There’s an awful lot of American history that gubmint skoolz don’t want you to know.

There sure is a lot of truth that goes with the true-ism that claims “Facts don’t care about your feelings.”

With that said, I’m going to leave my personal opinion only in the headline. From here, it’s strictly historical facts.

Popularly known as Texas v. White, as noted by Cornell University’s School of Law, the decision that made secession illegal wasn’t even official in America’s corpus of law until four-years after the end of the War Between the States.

That’s just a fact.

Now comes the obvious question: So how exactly did the states of the Confederacy secede?

I’ll use the example of the first state to pull-the-plug, South Carolina.

The Yale School of Law cited the specific of SC’s 1860 Ordinance of Secession, officially titled, Declaration of the Immediate Causes Which Induce and Justify the Secession of South Carolina from the Federal Union.

If one takes the time to read the entire document, it plainly states that the State Legislature called an official Convention to secede. The same decision this particular Convention voted in favor of was then signed by the state’s governor, William H. Gist.

Why is this important? Keep in mind that every territory/colony that ratifies the US Constitution first had to be approved by the various territorial/colonial legislature, then approved by the territorial/colonial governor.

That’s just a fact.

Please keep in mind that when South Carolina essentially de-ratified the US Constitution, the SCOTUS decision of Texas v. White was nine-years in the future.

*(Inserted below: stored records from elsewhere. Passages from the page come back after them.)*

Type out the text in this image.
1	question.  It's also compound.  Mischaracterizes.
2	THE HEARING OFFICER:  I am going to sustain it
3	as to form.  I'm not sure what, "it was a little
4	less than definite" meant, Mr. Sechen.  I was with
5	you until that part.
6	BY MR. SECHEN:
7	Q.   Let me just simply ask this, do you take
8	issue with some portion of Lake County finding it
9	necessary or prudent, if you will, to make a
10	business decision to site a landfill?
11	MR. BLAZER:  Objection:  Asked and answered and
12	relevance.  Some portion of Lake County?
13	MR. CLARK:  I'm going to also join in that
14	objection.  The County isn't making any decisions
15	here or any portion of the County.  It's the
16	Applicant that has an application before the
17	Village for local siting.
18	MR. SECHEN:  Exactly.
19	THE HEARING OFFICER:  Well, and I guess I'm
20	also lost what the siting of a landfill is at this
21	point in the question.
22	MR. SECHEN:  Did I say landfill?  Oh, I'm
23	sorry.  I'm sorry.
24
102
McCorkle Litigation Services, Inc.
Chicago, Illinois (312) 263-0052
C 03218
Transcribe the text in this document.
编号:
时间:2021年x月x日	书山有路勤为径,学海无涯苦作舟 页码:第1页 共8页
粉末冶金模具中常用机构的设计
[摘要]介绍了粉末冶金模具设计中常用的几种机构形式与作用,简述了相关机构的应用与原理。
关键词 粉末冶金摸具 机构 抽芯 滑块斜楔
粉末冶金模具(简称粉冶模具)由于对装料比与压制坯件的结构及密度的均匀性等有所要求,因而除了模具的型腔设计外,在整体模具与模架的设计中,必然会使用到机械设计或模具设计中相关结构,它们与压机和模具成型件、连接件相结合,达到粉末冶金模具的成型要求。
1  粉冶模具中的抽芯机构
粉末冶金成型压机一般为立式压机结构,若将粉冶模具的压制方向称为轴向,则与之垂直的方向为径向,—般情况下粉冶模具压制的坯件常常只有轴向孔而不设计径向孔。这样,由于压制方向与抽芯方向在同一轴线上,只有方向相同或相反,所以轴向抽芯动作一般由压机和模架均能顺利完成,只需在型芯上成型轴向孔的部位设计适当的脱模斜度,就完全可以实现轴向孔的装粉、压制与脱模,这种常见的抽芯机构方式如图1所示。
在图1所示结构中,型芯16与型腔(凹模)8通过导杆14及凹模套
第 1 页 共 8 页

What the states of the Confederacy did was exactly the same path they took to join the United States.

Just to emphasize the point, what of the Union states that still had legal slavery on the books? I’ll use Delaware as a for instance.

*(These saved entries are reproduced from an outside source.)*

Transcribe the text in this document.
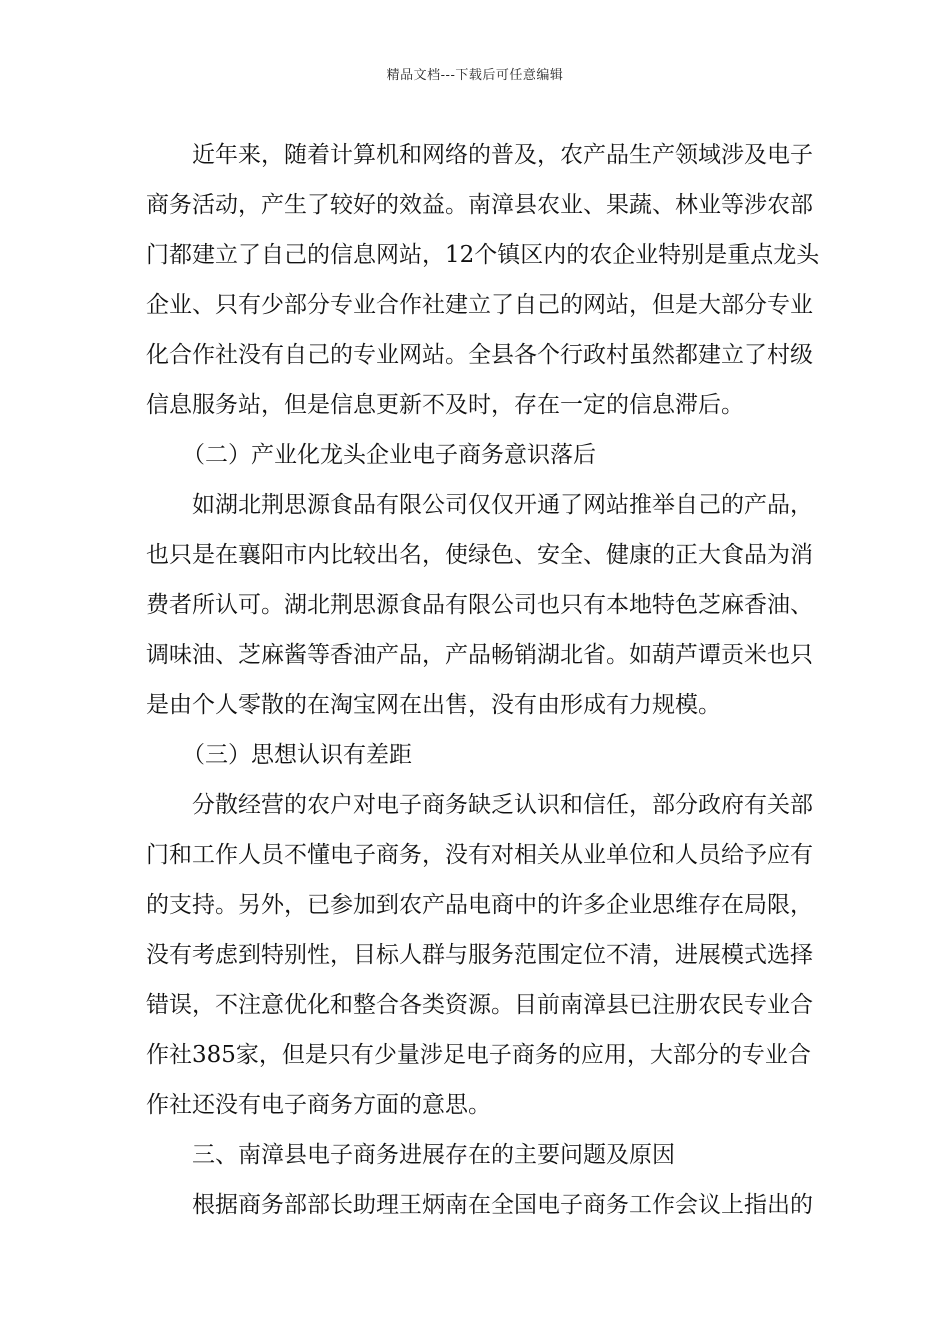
精品文档---下载后可任意编辑
近年来，随着计算机和网络的普及，农产品生产领域涉及电子
商务活动，产生了较好的效益。南漳县农业、果蔬、林业等涉农部
门都建立了自己的信息网站，12个镇区内的农企业特别是重点龙头
企业、只有少部分专业合作社建立了自己的网站，但是大部分专业
化合作社没有自己的专业网站。全县各个行政村虽然都建立了村级
信息服务站，但是信息更新不及时，存在一定的信息滞后。
（二）产业化龙头企业电子商务意识落后
如湖北荆思源食品有限公司仅仅开通了网站推举自己的产品，
也只是在襄阳市内比较出名，使绿色、安全、健康的正大食品为消
费者所认可。湖北荆思源食品有限公司也只有本地特色芝麻香油、
调味油、芝麻酱等香油产品，产品畅销湖北省。如葫芦谭贡米也只
是由个人零散的在淘宝网在出售，没有由形成有力规模。
（三）思想认识有差距
分散经营的农户对电子商务缺乏认识和信任，部分政府有关部
门和工作人员不懂电子商务，没有对相关从业单位和人员给予应有
的支持。另外，已参加到农产品电商中的许多企业思维存在局限，
没有考虑到特别性，目标人群与服务范围定位不清，进展模式选择
错误，不注意优化和整合各类资源。目前南漳县已注册农民专业合
作社385家，但是只有少量涉足电子商务的应用，大部分的专业合
作社还没有电子商务方面的意思。
三、南漳县电子商务进展存在的主要问题及原因
根据商务部部长助理王炳南在全国电子商务工作会议上指出的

As noted by the good folks at History.com, within ten-days of South Carolina’s decision to secede, Delaware’s Legislature voted to remain in the Union.

That begs the legal question, why would a Union state even bother to vote on secession, if the same is illegal?

Another point I’d like to make note of, Ohio State University not only cites the dates and vote tallies of every Confederate state, but also of Delaware’s, Maryland’s, Kentucky’s, and Missouri’s legal decisions the stay within the Union.

Interesting, indeed.

Lastly, it’s a little-known fact that in the case of United States v. Davis, the official website of the Federal Bar Association cites that the case of treason against ex-CSA President Jefferson Davis, the SCOTUS ruled against the prosecution. All further charges and/or indictments against Jefferson Davis were thrown-out forever.

But I’ll readily admit that my whole argument is a moot point. Unless the SCOTUS reverses itself, secession is illegal. Period.